A partir del 6000 y a lo largo de seis siglos, Gaia atravesó lo que podría llamarse su convalecencia. Los enormes glaciares regresaban rápidamente a sus guaridas polares.

Algunas de las antiguas formas de vida habían logrado sobrevivir. Desvelada la superficie terrestre, los viejos bastiones de la cultura tecnófila empezaron a resurgir; se trataba generalmente de complejos militares ocultos a gran profundidad bajo el suelo. En los bastiones más profundos se encontraron descendientes vivos de aquellos que habían formado parte de la élite dirigente de la cultura tecnófila; habían sobrevivido a costa quizá de la muerte de sus subordinados. Sin embargo, estos fósiles vivientes morirían a las pocas horas de alcanzar la superficie como peces arrancados de las terribles presiones de las fosas oceánicas.

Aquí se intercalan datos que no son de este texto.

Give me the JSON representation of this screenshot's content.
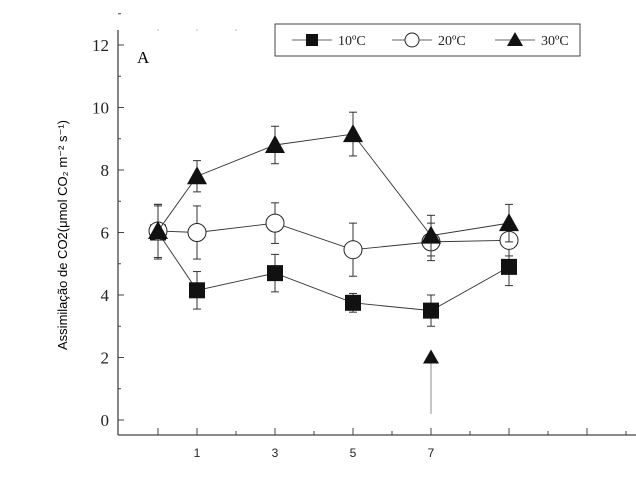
{
  "chart_data": {
    "type": "line",
    "panel_label": "A",
    "ylabel": "Assimilação de CO2(μmol CO₂ m⁻² s⁻¹)",
    "xlabel": "",
    "x": [
      0,
      1,
      3,
      5,
      7,
      9
    ],
    "x_tick_labels": [
      "1",
      "3",
      "5",
      "7"
    ],
    "x_tick_values": [
      1,
      3,
      5,
      7
    ],
    "ylim": [
      0,
      12
    ],
    "y_ticks": [
      0,
      2,
      4,
      6,
      8,
      10,
      12
    ],
    "y_tick_labels": [
      "0",
      "2",
      "4",
      "6",
      "8",
      "10",
      "12"
    ],
    "xlim": [
      -1,
      11
    ],
    "legend_position": "top-right",
    "series": [
      {
        "name": "10ºC",
        "marker": "square-filled",
        "values": [
          6.0,
          4.15,
          4.7,
          3.75,
          3.5,
          4.9
        ],
        "errors": [
          0.85,
          0.6,
          0.6,
          0.3,
          0.5,
          0.6
        ]
      },
      {
        "name": "20ºC",
        "marker": "circle-open",
        "values": [
          6.05,
          6.0,
          6.3,
          5.45,
          5.7,
          5.75
        ],
        "errors": [
          0.85,
          0.85,
          0.65,
          0.85,
          0.6,
          0.5
        ]
      },
      {
        "name": "30ºC",
        "marker": "triangle-filled",
        "values": [
          6.05,
          7.8,
          8.8,
          9.15,
          5.9,
          6.3
        ],
        "errors": [
          0.85,
          0.5,
          0.6,
          0.7,
          0.65,
          0.6
        ]
      }
    ],
    "annotations": [
      {
        "type": "arrow",
        "x": 7,
        "y_from": 0.2,
        "y_to": 2.0
      }
    ]
  }
}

Pero en sus hediondas madrigueras conservaban un esperanzador tesoro: el nexo con otro planeta viviente. Se enviaron órdenes a través del espacio hasta Charon, y una compañía de androides se apersonó en la Tierra. Estos androides construyeron, con incansable destreza, distintos auditorios en los que la nueva población podía observar todo cuanto ocurría en el distante planeta.

La mentalidad de las nuevas poblaciones se moldearía en gran medida a partir de la historia que se desarrollaba ante sus ojos. También los supervivientes diseminados en otros planetas, aislados de la Tierra, habían conservado sus lazos con Heliconia.

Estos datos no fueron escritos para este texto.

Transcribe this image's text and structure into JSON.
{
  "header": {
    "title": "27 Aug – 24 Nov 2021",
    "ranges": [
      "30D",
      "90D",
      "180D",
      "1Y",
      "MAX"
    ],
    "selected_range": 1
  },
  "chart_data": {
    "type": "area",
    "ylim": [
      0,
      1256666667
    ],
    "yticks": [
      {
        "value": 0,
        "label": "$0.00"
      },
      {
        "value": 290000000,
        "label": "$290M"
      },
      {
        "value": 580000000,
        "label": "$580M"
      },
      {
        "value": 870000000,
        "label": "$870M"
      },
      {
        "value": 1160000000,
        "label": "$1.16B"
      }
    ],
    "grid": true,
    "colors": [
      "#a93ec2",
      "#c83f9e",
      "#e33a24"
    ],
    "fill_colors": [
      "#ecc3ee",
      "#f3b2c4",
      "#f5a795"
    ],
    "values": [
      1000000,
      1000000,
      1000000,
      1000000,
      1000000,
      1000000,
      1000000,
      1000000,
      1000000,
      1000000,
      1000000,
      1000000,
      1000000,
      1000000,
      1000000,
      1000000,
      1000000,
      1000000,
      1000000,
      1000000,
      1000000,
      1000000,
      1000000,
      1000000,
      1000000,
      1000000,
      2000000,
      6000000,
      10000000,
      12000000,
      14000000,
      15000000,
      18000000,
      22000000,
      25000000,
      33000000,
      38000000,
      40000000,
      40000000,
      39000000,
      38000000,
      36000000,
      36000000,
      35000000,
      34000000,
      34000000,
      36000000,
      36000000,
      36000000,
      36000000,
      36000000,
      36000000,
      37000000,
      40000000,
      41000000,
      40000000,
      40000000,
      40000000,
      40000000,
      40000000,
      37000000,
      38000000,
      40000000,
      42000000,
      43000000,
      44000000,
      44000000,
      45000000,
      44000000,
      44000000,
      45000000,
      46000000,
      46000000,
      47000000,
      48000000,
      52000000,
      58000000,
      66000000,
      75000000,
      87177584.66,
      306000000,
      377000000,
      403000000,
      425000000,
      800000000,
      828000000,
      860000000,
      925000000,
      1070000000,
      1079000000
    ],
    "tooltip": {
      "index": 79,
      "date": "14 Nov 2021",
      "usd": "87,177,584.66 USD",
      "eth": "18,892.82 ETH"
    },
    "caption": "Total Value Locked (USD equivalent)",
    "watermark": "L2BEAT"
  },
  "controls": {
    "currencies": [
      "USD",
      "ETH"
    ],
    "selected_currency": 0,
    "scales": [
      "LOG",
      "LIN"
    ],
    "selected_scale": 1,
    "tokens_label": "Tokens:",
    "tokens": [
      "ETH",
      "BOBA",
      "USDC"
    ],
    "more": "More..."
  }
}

Los auditorios se alzaban en las nuevas praderas verdes como enormes conchas marinas clavadas en la arena. Cada uno de ellos tenía capacidad para diez mil personas. Los espectadores, calzados con sandalias, burdamente arropados en pieles al principio y, más tarde, vestidos con bastas telas, contemplaban con asombro las imágenes que llegaban del espado exterior, imágenes de un planeta no muy distinto del suyo que se libraba lentamente de las garras de un largo invierno. Una historia como la de ellos.

A veces, un auditorio podía permanecer desierto durante años. Las nuevas poblaciones también tenían sus crisis y sufrían las catástrofes naturales que acompañaban la recuperación de Gaía. No sólo habían heredado la Tierra sino también sus inseguridades.

En cuanto podían, las nuevas poblaciones volvían a contemplar la historia de aquellas vidas paralelas a las suyas. Eran gentes sin divinidades, pero las figuras de las pantallas gigantes les parecían dioses. Esos dioses personificaban misteriosos dramas de poder y religión que atrapaban e inquietaban a sus audiencias terrestres.